Effect of vitamin [D.sub.3] supplementation

BMJ

March 2003

The purpose of this randomized, double blind controlled study was to determine the effect of vitamin D supplementation on the rate of fractures in men and women age 65 and older. (2) Individuals between the ages of 65 to 85 (n = 2,686, 2,037 men and 649 women) were assigned randomly to a treatment group that received vitamin D supplements or a control group that received a placebo. A capsule containing 100,000 IU vitamin [D.sub.3] (ie, cholecalciferol) or a matching placebo was mailed to each participant every four months for five years--a total of 15 doses. Participants were instructed to ingest the capsule immediately and to complete a form indicating that they had done so. They also completed a checklist of events experienced, such as fractures or major illness. The forms were returned by mail. Incidence of fractures, cardiovascular disease, and cancer were identified. Relative risk for incidence of fractures between the two groups was determined.

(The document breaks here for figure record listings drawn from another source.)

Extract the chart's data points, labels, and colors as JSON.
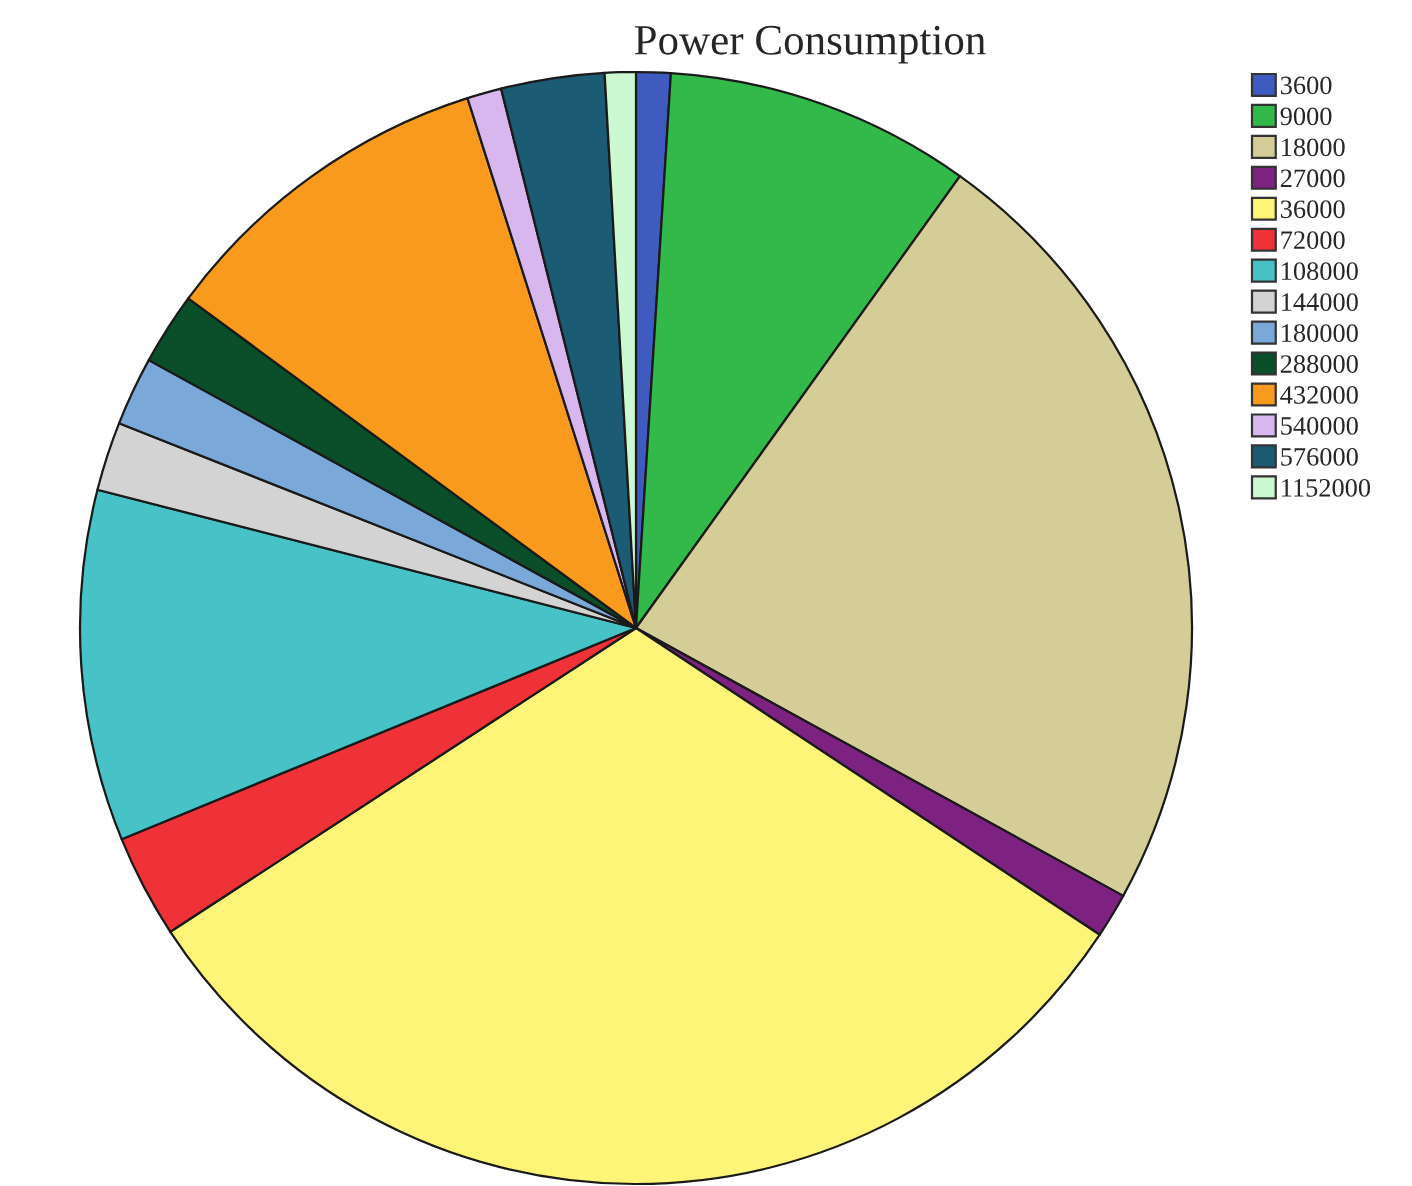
{
  "chart_data": {
    "type": "pie",
    "title": "Power Consumption",
    "categories": [
      "3600",
      "9000",
      "18000",
      "27000",
      "36000",
      "72000",
      "108000",
      "144000",
      "180000",
      "288000",
      "432000",
      "540000",
      "576000",
      "1152000"
    ],
    "values": [
      1.0,
      8.9,
      23.1,
      1.3,
      31.5,
      3.0,
      10.2,
      2.0,
      2.0,
      2.1,
      10.0,
      1.0,
      3.0,
      0.9
    ],
    "colors": [
      "#3f5bbf",
      "#33b94a",
      "#d4cd98",
      "#7d2280",
      "#fcf577",
      "#ee3237",
      "#47c3c8",
      "#d3d3d3",
      "#7aa9d9",
      "#0b4f2a",
      "#f79a1e",
      "#d8b6ee",
      "#1b5b73",
      "#ccf9d2"
    ],
    "legend": "top right"
  }
}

Findings. Participants in the treatment group had a 22% lower rate for first fracture at any site (8.8 versus 11.1, age adjusted relative risk [RR] 95% confidence interval [CI] 0.78 [0.86-0.99], P = 0.04). Additionally, the treatment group had a 33% lower rate for fractures of the hip, wrist, forearm, and vertebrae (4.5 versus 6.5, RR 95% CI 0.67 [0.48-0.431 P = 0.02). Mortality from all causes was lower in the treatment group but not significantly lower than in the placebo group (16.7 versus 18.4, RR 95% CI 0.88 [0.74-1.06] P = 0.18).

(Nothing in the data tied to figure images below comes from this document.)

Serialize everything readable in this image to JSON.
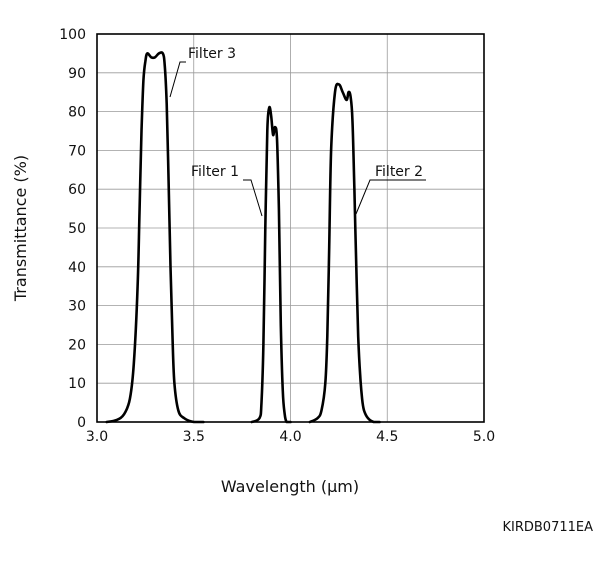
{
  "chart_data": {
    "type": "line",
    "title": "",
    "xlabel": "Wavelength (μm)",
    "ylabel": "Transmittance (%)",
    "xlim": [
      3.0,
      5.0
    ],
    "ylim": [
      0,
      100
    ],
    "x_ticks": [
      3.0,
      3.5,
      4.0,
      4.5,
      5.0
    ],
    "x_tick_labels": [
      "3.0",
      "3.5",
      "4.0",
      "4.5",
      "5.0"
    ],
    "y_ticks": [
      0,
      10,
      20,
      30,
      40,
      50,
      60,
      70,
      80,
      90,
      100
    ],
    "y_tick_labels": [
      "0",
      "10",
      "20",
      "30",
      "40",
      "50",
      "60",
      "70",
      "80",
      "90",
      "100"
    ],
    "grid": true,
    "legend": "none",
    "series": [
      {
        "name": "Filter 3",
        "x": [
          3.05,
          3.1,
          3.14,
          3.17,
          3.19,
          3.21,
          3.22,
          3.23,
          3.24,
          3.25,
          3.26,
          3.28,
          3.3,
          3.32,
          3.34,
          3.35,
          3.36,
          3.37,
          3.38,
          3.39,
          3.4,
          3.42,
          3.45,
          3.5,
          3.55
        ],
        "y": [
          0,
          0.5,
          2,
          6,
          15,
          35,
          55,
          75,
          88,
          93,
          95,
          94,
          94,
          95,
          95,
          92,
          82,
          62,
          40,
          22,
          10,
          3,
          1,
          0,
          0
        ]
      },
      {
        "name": "Filter 1",
        "x": [
          3.8,
          3.84,
          3.85,
          3.86,
          3.87,
          3.88,
          3.89,
          3.9,
          3.91,
          3.92,
          3.93,
          3.94,
          3.95,
          3.96,
          3.97,
          3.98,
          4.0
        ],
        "y": [
          0,
          1,
          5,
          20,
          50,
          75,
          81,
          79,
          74,
          76,
          73,
          55,
          25,
          8,
          2,
          0,
          0
        ]
      },
      {
        "name": "Filter 2",
        "x": [
          4.1,
          4.14,
          4.16,
          4.18,
          4.19,
          4.2,
          4.21,
          4.23,
          4.25,
          4.27,
          4.29,
          4.3,
          4.31,
          4.32,
          4.33,
          4.34,
          4.35,
          4.36,
          4.37,
          4.38,
          4.4,
          4.43,
          4.46
        ],
        "y": [
          0,
          1,
          3,
          10,
          22,
          45,
          70,
          85,
          87,
          85,
          83,
          85,
          84,
          78,
          60,
          40,
          22,
          12,
          6,
          3,
          1,
          0,
          0
        ]
      }
    ],
    "annotations": [
      "Filter 3",
      "Filter 1",
      "Filter 2",
      "KIRDB0711EA"
    ]
  }
}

Clinical implications. The study revealed that a single oral 100,000 IU dose of vitamin [D.sub.3] taken every four months is safe and effective in reducing the incidence of fractures in individuals older than age 65. Perioperative nurses should be prepared to use this information as a possible strategy in their preoperative and postoperative patient teaching programs.

Fitness levels and worker absenteeism

Journal of Exercise Physiology online

February 2003

Absenteeism is a major problem for employers. The purpose of this study was to determine individuals' level of fitness and relate it to their perceived productivity, job satisfaction, and absenteeism. (3) One hundred forty-three employees representing nine city departments, including fire, police, public works, and library, were assessed on three measures of job performance and four health-related components of fitness--body composition, cardiorespiratory endurance, flexibility, and muscular strength. Participants were asked to complete a fitness assessment that measured body fat percentage, cardiorespiratory endurance, flexibility, and muscular strength. Additionally, they were asked to complete a questionnaire using a five-point Likert-type scale, with answers ranging from "strongly agree" to "strongly disagree." The questionnaire determined the relationship between participants' fitness levels and perceived productivity and job satisfaction. Section A of the questionnaire measured the employees' current exercise level, section B measured the employees' perceived productivity, and section C measured the employees' job satisfaction. Absenteeism rates during a one-year period were compared to the fitness level of each participant. Stepwise regression analyses were used to analyze the findings.